Cat is adapting to her new life as a vampire – and not just a vampire, but a vampire that feeds on other vampires and absorbs their powers – powers that she isn’t always old enough or strong enough to control. More, a newly raised vampire whose powers just killed one of the most powerful living master vampires
And this is a problem for Apollyon, the Ghoul. Or at least a convenient excuse for him. Using the image of the powers Cat has displayed, he is inciting the ghouls to raise up against the vampires, claiming they will use her powers to dominate, enslave and butcher ghouls.
Apollyon is now travelling from city to city, inciting ghouls to hatred – and it’s not the first time he’s used a half-vampire to try to start a war against vampires – last time the half-vampire was killed to placate him. Cat isn’t best pleased with this proposal.
So the hunt is on – to find Apollyon, to discredit him, to stop him by any means necessary – and before more masterless vampires are hunted down or too many ghouls are recruited to the cause.
We had plot, plot and more plot! Indeed many of the sex scenes were taken as a given rather than something that had to be excessively described, and relationship angst came in the form of long needed revelations rather than the eternal moping and misunderstanding. In fact, Cat made little breakthroughs with Mancheres so perhaps we can finally leave her constant suspicion and sniping behind. After the emotional maundering of the last book, this was a wonderful change of pace.
Another wonderful change was Cat’s actions and involvement. After the last book where she spent the vast majority of it being dragged around in other people’s plans, here she was involved. She didn’t always take charge and sometimes she had to follow as much as lead – which was appropriate all things considered (why should the millennia old Mancheres defer to Cat after all?) but she had constant input, intelligent input and was a meaningful part of their plans as well as adding her own plans and ideas that they followed. She was integral, not just for her special shiny powers, but also for her own choice of what to do and how to do it. In this book she was not just a strong, intelligent woman with her own ideas and unwilling to be dictated to, but she was also a team player – and I think that’s important. Often in Urban Fantasy “strong, independent woman” and “works well with others” are considered mutually exclusive – either she’s domineering, violent or drives people off, or she’s a passive follower. Or she refuses to work with others and insists on doing her own thing. This was one of the few times we see a character who is happy to work with others, as an equal, without having to be a complete arsehole or a complete puppet or a loose cannon.
We had a powerful emotional scene with Don – but it was appropriate, right and humbling. It wasn’t milked for gratuitous angst and navel gazing nor was it brushed over casually. I also liked the point that even with all of their powers and abilities, there were some scourges even they couldn’t fight.
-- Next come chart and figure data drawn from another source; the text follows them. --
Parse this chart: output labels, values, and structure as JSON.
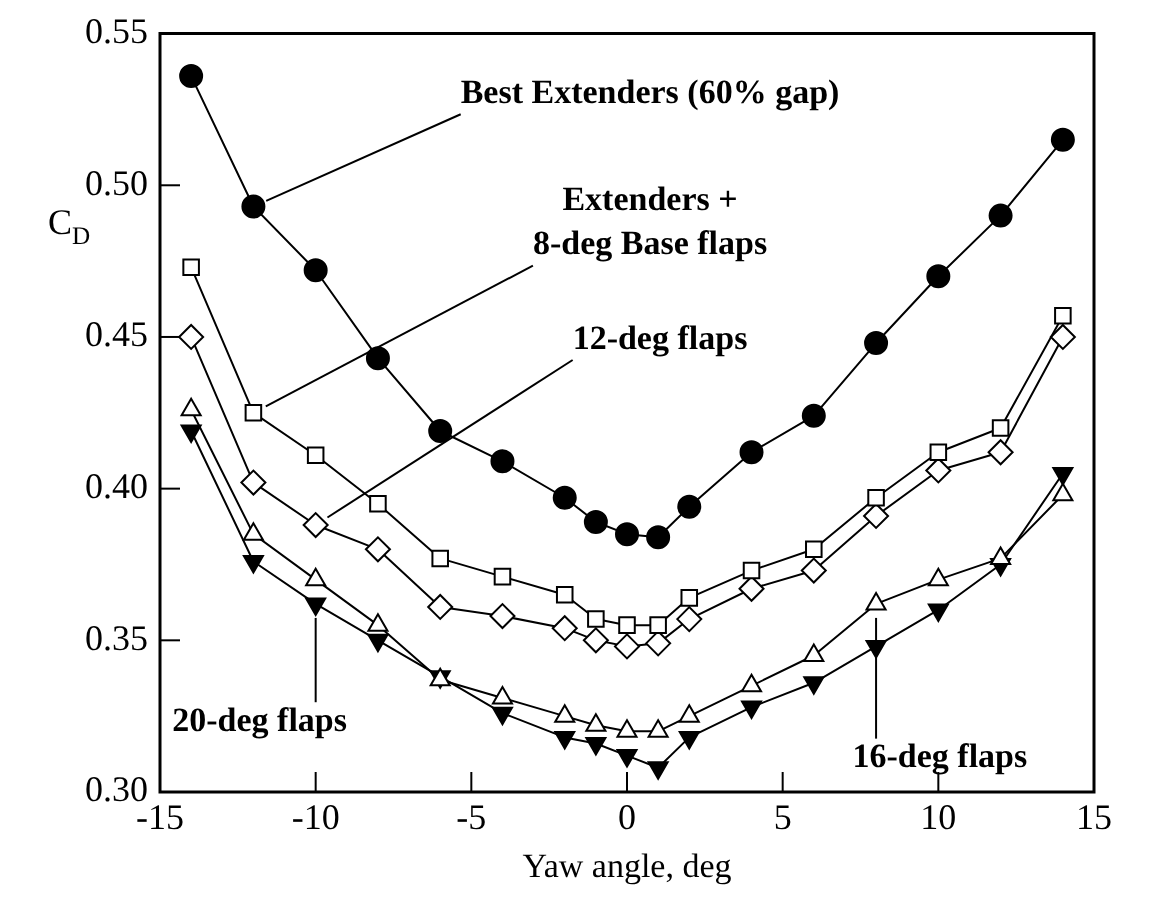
{
  "chart_data": {
    "type": "line",
    "xlabel": "Yaw angle, deg",
    "ylabel": "C$_{D}$",
    "x": [
      -14,
      -12,
      -10,
      -8,
      -6,
      -4,
      -2,
      -1,
      0,
      1,
      2,
      4,
      6,
      8,
      10,
      12,
      14
    ],
    "series": [
      {
        "color": "#000000",
        "marker": "circle",
        "values": [
          0.536,
          0.493,
          0.472,
          0.443,
          0.419,
          0.409,
          0.397,
          0.389,
          0.385,
          0.384,
          0.394,
          0.412,
          0.424,
          0.448,
          0.47,
          0.49,
          0.515
        ]
      },
      {
        "color": "#000000",
        "marker": "square-open",
        "values": [
          0.473,
          0.425,
          0.411,
          0.395,
          0.377,
          0.371,
          0.365,
          0.357,
          0.355,
          0.355,
          0.364,
          0.373,
          0.38,
          0.397,
          0.412,
          0.42,
          0.457
        ]
      },
      {
        "color": "#000000",
        "marker": "diamond-open",
        "values": [
          0.45,
          0.402,
          0.388,
          0.38,
          0.361,
          0.358,
          0.354,
          0.35,
          0.348,
          0.349,
          0.357,
          0.367,
          0.373,
          0.391,
          0.406,
          0.412,
          0.45
        ]
      },
      {
        "color": "#000000",
        "marker": "triangle-open",
        "values": [
          0.426,
          0.385,
          0.37,
          0.355,
          0.337,
          0.331,
          0.325,
          0.322,
          0.32,
          0.32,
          0.325,
          0.335,
          0.345,
          0.362,
          0.37,
          0.377,
          0.398
        ]
      },
      {
        "color": "#000000",
        "marker": "triangle-down",
        "values": [
          0.419,
          0.376,
          0.362,
          0.35,
          0.338,
          0.326,
          0.318,
          0.316,
          0.312,
          0.308,
          0.318,
          0.328,
          0.336,
          0.348,
          0.36,
          0.375,
          0.405
        ]
      }
    ],
    "xlim": [
      -15,
      15
    ],
    "xticks": [
      -15,
      -10,
      -5,
      0,
      5,
      10,
      15
    ],
    "ylim": [
      0.3,
      0.55
    ],
    "yticks": [
      {
        "value": 0.3,
        "label": "0.30"
      },
      0.35,
      {
        "value": 0.4,
        "label": "0.40"
      },
      0.45,
      {
        "value": 0.5,
        "label": "0.50"
      },
      0.55
    ],
    "annotations": [
      {
        "text": "Best Extenders (60% gap)",
        "x": -12,
        "y": 0.493
      },
      {
        "text": "Extenders + 8-deg Base flaps",
        "x": -12,
        "y": 0.425
      },
      {
        "text": "12-deg flaps",
        "x": -10,
        "y": 0.388
      },
      {
        "text": "16-deg flaps",
        "x": 8,
        "y": 0.362
      },
      {
        "text": "20-deg flaps",
        "x": -10,
        "y": 0.362
      }
    ],
    "grid": false,
    "legend": false
  }
}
Which is an important part of the emotional scenes in this book – they were all appropriate, neither underdone nor over-exaggerated and all justified, none of the manufactured, convoluted bad tempers we saw in the last book.
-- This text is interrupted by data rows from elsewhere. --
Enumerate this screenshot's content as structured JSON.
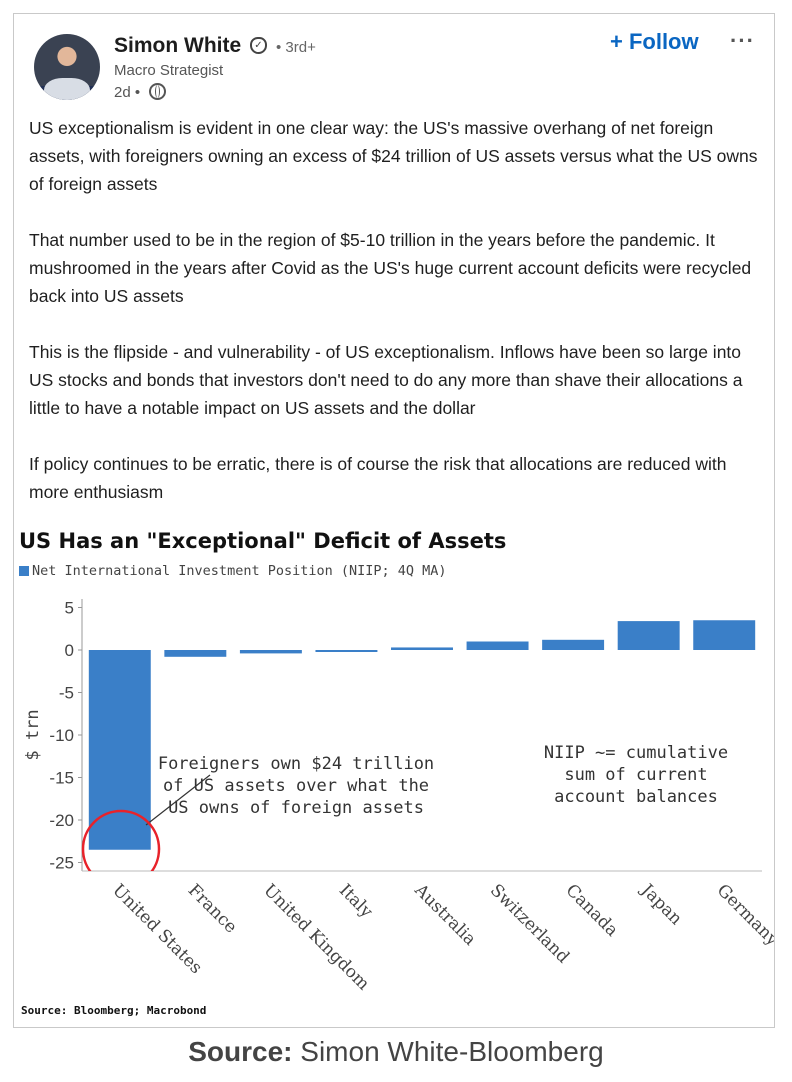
{
  "post": {
    "author": "Simon White",
    "degree": "• 3rd+",
    "headline": "Macro Strategist",
    "time": "2d •",
    "follow_label": "+ Follow",
    "more_label": "···",
    "paragraphs": [
      "US exceptionalism is evident in one clear way: the US's massive overhang of net foreign assets, with foreigners owning an excess of $24 trillion of US assets versus what the US owns of foreign assets",
      "That number used to be in the region of $5-10 trillion in the years before the pandemic. It mushroomed in the years after Covid as the US's huge current account deficits were recycled back into US assets",
      "This is the flipside - and vulnerability - of US exceptionalism. Inflows have been so large into US stocks and bonds that investors don't need to do any more than shave their allocations a little to have a notable impact on US assets and the dollar",
      "If policy continues to be erratic, there is of course the risk that allocations are reduced with more enthusiasm"
    ]
  },
  "chart_data": {
    "type": "bar",
    "title": "US Has an \"Exceptional\" Deficit of Assets",
    "legend": "Net International Investment Position (NIIP; 4Q MA)",
    "ylabel": "$ trn",
    "categories": [
      "United States",
      "France",
      "United Kingdom",
      "Italy",
      "Australia",
      "Switzerland",
      "Canada",
      "Japan",
      "Germany"
    ],
    "values": [
      -23.5,
      -0.8,
      -0.4,
      -0.1,
      0.3,
      1.0,
      1.2,
      3.4,
      3.5
    ],
    "ylim": [
      -26,
      6
    ],
    "yticks": [
      5,
      0,
      -5,
      -10,
      -15,
      -20,
      -25
    ],
    "bar_color": "#3a7fc8",
    "annotation_callout": [
      "Foreigners own $24 trillion",
      "of US assets over what the",
      "US owns of foreign assets"
    ],
    "annotation_note": [
      "NIIP ~= cumulative",
      "sum of current",
      "account balances"
    ],
    "highlight_color": "#e8222a",
    "source": "Source: Bloomberg; Macrobond"
  },
  "caption": {
    "label": "Source:",
    "text": " Simon White-Bloomberg"
  }
}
On a less ideal front, I’m not sure about the whole concept of the ghouls rising up against the vampires, especially since, with the exception of Majestic, we’ve not seen any ghouls with the kind of power master vampires have – and ghouls are reliant on vampires to create new ghouls. It seems unlikely that the ghouls would worry about being a client race simply because if the vampires wanted that they already would be – and already seem to be. Especially since, in the past, division has been by family line or clan rather than by ghoul or vampire. Vampires haven’t felt kinship outside of their line – and a ghoul of Bones’ line has been closer to a vampire of Bones’ line than he is to ghouls of another line. This new division and the idea of a ghoul nation doesn’t ring very true with me.
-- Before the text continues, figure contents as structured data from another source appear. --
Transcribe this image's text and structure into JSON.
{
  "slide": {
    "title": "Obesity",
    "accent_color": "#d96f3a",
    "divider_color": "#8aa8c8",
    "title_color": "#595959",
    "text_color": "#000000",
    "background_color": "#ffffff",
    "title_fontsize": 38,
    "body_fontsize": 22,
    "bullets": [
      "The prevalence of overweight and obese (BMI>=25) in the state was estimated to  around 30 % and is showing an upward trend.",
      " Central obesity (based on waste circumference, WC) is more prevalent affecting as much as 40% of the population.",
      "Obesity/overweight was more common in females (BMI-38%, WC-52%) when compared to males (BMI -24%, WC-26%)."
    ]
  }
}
I do like the character of Majestic, I like her a lot. She can hold her own with Mancheres, Bones and Vlad. She’s clever, ruthless and manipulative without being evil, cruel or callous (certainly no more so than the other Master undead) and while there is an element of dark skinned woo-woo there, any undead being of her power has woo-woo. Still, there’s a little voodoo fetishism going on there. There is a racially diverse cast of characters and it is interesting to see the greatest and most powerful forces in the Undead world we’ve seen are POC. In addition, we don’t have the old trope of having a leader as a POC – which shows power but also means you don’t have to give them any screen time. On the flip side, I’m not happy about the hints of comparing the ghoul hatred of vampires to racial bigotry – it was only hinted, otherwise I’d be stomping my foot a lot more, but it was there and I dislike it.
The plot itself was wonderful – there was a sense of the epic, it was well paced, there were moments of confusion, everything didn’t always go to plan. The characters are crafty and manipulative in a wonderful way – I do love to see these ancient and clever undead beings be actually ancient and clever, especially since it has been one of my criticisms of Bones (who does not feel his age). The battles were well done without being drawn out or giving you the sense that the enemies are queuing up to fight the protagonist. Cat is a super special shiny powered chosen one but so far there’s no Mary Sueness about it nor is she a ridiculously overpowered protagonist.
All in all, this book was a great step up from the last one. Well paced, interesting, attention grabbing plot with strong, real characters having realistic, well portrayed emotion and a world that continues to be appealing and fun to explore.